Douglas County leaders agreed Thursday to hire a consultant to counsel them on open space and land use policies.

The decision came after two hours of discussion about the county’s transfer of development rights program, established in 1996, which has yet to be used.

County planners have recommended changes to the TDR program, which encourages developers to build homes on property targeted in the master plan for growth, while leaving rural areas open.

Planners maintain the current TDR program is not working and adjustments are needed to draw participants. Planners want to amend the master plan to offer more incentives in the form of “density bonuses” to developers who take advantage of the program.

A density bonus allows developers to build more homes on lots than what is allowed under the master plan.

Critics have argued that even though land would be set aside for open space, density bonuses encourage more growth, which taxes water supplies and creates traffic congestion. They point to an annual 4.5 percent growth rate the county has experienced during the past decade and maintain the county should not encourage growth.

County officials say there are 1,900 undeveloped lots and cite a slowdown in the growth rate, which last year came in at less than 2 percent.

But the real catch-22, county officials say, is the fair market value for Carson Valley ranch land and what can be done to encourage ranchers not to sell their property outright to developers.

Ranchers can make tens of thousands more dollars if they sell to developers, County Manager Dan Holler said. Therefore the county master plan, which encourages open space in the Carson Valley, must rely on other means such as the TDR program to see that open space is not developed.

“The TDR program is just one tool in the tool box,” Holler said.

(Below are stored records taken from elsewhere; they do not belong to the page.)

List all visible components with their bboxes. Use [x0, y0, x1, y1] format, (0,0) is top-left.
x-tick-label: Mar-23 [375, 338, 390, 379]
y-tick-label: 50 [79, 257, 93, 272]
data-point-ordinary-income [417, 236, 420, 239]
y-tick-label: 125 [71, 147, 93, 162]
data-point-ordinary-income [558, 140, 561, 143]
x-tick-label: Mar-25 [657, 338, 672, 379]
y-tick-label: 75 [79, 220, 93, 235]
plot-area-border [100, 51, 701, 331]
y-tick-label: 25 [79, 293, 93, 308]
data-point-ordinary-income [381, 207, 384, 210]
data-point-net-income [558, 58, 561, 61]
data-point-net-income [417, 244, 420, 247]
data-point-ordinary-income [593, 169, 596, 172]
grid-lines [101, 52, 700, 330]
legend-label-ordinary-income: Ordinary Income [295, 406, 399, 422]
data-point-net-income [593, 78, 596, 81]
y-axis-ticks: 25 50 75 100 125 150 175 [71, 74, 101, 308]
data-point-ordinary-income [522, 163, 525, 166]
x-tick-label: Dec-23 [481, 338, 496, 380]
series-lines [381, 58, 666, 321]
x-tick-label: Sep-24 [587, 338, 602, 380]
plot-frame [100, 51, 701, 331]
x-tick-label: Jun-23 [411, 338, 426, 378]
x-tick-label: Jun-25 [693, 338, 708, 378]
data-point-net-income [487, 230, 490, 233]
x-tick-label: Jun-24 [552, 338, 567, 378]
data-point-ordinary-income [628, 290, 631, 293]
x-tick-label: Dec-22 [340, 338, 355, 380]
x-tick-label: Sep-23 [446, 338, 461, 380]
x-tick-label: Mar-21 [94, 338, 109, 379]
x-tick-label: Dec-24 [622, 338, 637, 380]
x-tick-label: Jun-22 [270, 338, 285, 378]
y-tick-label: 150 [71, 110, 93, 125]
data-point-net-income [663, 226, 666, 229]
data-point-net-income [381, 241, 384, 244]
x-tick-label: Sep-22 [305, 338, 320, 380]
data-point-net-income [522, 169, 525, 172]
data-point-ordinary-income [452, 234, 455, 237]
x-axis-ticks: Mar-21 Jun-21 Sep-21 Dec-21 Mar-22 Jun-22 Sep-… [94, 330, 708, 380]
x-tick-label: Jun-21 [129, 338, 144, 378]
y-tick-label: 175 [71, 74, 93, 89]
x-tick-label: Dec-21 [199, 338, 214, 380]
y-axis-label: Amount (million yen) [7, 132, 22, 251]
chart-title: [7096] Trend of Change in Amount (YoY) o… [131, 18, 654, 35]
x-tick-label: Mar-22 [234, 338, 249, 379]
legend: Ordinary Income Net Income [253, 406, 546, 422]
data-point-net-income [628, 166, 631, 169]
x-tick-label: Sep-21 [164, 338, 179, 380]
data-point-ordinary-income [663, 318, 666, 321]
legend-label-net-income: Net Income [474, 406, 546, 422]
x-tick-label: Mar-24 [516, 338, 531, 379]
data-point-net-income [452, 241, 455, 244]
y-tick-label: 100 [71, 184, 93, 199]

Other so-called tools are conservation easements and public-private land swaps with the Bureau of Land Management and the U.S. Forest Service.

While maintaining open space is a concern among county officials and conservationists, voters rejected a sales tax in November that would have raised money to open land.

Still, the issue of land use is a hot button because many fear growth and development will lead to urban sprawl, as development expands outward, which then increases the value of agricultural land.

To jump-start the TDR program, developers and ranchers must be able to see that they are getting a fair market value for the property in the exchange, said Holler.

“The real question is how much is an easement worth and what gives the TDR value,” Holler said. “Builders will tell you what they need to make a profit and ranch owners will tell you what they feel is the fair market value.”

The county, which is now updating its master plan, is looking at options such as concentrating growth in areas that are already developed, away from agricultural land.

North Douglas County is one area where the county wants to see a balance of residential, commercial and industrial development.